Batch Normalization(标准化处理)

  • why

    对图像进行标准化处理,加速网络收敛,使整个训练样本集对应的feature map满足分布规律
  • what

    将一批数据的feature map满足均值为0,方差为1的分布规律
  • how

架构

在网络构建过程中,残差模块的shortcut有些是实线的,有些则是虚线的,这些虚线的 short cut 上通过1×1的卷积核进行了维度处理(特征矩阵在长宽方向降采样,深度方向调整成下一层残差结构所需要的channel)

举例:

def conv3x3(in_planes,out_planes,stride=1,groups=1,dilation=1):
    return nn.Conv2d(in_planes,out_planes,kernel_size=3,stride=stride,
                    padding=dilation,groups=groups,bias=False,dilation=dilation)

def conv1x1(in_planes,out_planes,stride=1):
    return nn.Conv2d(in_planes,out_planes,kernel_size=1,stride=stride,bias=False)

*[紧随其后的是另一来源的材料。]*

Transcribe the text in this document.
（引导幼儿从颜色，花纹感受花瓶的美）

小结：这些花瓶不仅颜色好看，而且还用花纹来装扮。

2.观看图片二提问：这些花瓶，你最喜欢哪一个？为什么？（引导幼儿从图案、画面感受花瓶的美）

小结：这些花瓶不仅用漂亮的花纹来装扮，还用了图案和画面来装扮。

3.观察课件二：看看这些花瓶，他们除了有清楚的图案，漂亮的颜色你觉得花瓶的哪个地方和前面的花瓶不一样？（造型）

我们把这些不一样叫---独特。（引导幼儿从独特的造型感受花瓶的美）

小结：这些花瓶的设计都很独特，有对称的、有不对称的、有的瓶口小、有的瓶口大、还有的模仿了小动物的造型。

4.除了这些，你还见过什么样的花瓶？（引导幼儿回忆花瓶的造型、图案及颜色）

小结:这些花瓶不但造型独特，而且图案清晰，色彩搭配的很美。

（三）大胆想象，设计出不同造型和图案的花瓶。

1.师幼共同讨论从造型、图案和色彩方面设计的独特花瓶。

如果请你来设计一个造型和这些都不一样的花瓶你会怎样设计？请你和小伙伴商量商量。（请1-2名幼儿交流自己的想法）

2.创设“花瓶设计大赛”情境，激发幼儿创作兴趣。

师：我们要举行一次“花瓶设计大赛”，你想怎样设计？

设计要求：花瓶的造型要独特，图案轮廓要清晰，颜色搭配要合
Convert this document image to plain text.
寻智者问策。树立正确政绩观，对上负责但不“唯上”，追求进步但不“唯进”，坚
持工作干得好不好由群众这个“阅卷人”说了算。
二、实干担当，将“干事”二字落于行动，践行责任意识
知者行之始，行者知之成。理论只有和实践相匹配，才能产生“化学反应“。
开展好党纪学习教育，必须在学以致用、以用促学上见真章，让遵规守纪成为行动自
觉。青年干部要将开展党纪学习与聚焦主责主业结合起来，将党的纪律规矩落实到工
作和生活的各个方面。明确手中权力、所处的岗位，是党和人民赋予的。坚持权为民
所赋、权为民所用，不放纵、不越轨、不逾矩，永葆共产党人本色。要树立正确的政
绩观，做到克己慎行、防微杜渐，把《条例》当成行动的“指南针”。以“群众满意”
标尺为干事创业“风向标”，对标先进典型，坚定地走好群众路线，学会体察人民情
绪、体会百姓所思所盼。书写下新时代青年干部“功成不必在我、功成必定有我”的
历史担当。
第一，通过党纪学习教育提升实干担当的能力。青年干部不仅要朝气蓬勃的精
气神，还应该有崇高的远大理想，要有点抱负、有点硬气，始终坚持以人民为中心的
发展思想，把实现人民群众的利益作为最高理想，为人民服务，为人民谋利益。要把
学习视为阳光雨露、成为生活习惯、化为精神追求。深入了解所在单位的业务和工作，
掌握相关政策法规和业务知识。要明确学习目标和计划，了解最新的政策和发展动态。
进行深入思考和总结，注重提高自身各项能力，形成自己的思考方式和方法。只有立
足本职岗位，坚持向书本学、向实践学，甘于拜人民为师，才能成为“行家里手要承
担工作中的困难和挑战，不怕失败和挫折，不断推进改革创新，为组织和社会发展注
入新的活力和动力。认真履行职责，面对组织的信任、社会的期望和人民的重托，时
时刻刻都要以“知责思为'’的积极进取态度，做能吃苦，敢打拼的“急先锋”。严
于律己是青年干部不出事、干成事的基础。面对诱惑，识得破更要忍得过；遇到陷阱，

class BasicBlock(nn.Module):
    #基本block类
    expansion = 1  #扩张值,用于通道倍增
    
    def __init__(self,inplanes,planes,stride=1,downsample=None,
                groups=1,base_width=64,dilation=1,norm_layer=None):
        """
        inplanes:   输入通道数
        planes:     输出通道数
        stride:     步长
        downsample: 下采样层
        groups:     组数,当为1时不进行分组卷积
        base_width: 基本宽度
        dilation:   膨胀率
        norm_layer: 归一化层
        """
        super(BasicBlock,self).__init__()
        if norm_layer is None:
            norm_layer = nn.BatchNorm2d
         # 组数不等于1或则基本宽度不等于64,则报错,表明只支持组数为1,且base_width为64
        if groups != 1 or base_width != 64:
            raise ValueError('BasicBlock only supports groups=1 and base_width=64')
        # 膨胀只能为1
        if dilation > 1:
            raise NotImplementedError("Dilation > 1 not supported in BasicBlock")
        # Both self.conv1 and self.downsample layers downsample the input when stride != 1
        self.conv1 = conv3x3(inplanes, planes, stride)  # 3x3卷积层
        self.bn1 = norm_layer(planes) # BN层
        self.relu = nn.ReLU(inplace=True)  # Relu层
        self.conv2 = conv3x3(planes, planes)   # 3x3卷积层
        self.bn2 = norm_layer(planes)  # BN层
        self.downsample = downsample  # 下采样层
        self.stride = stride  # 步长
        
    def forward(self, x):
        identity = x  # 恒等值

        out = self.conv1(x)
        out = self.bn1(out)
        out = self.relu(out)

        out = self.conv2(out)
        out = self.bn2(out)

        if self.downsample is not None:  # 如果下采样层不为None,则进行下采样处理。
            identity = self.downsample(x) 

        out += identity  
        # 残差连接,与原来x相加
        
        out = self.relu(out)
        return out
        
class Bottleneck(nn.Module):
    # Bottleneck in torchvision places the stride for downsampling at 3x3 convolution(self.conv2)
    # while original implementation places the stride at the first 1x1 convolution(self.conv1)
    # according to "Deep residual learning for image recognition"https://arxiv.org/abs/1512.03385.
    # This variant is also known as ResNet V1.5 and improves accuracy according to
    # https://ngc.nvidia.com/catalog/model-scripts/nvidia:resnet_50_v1_5_for_pytorch.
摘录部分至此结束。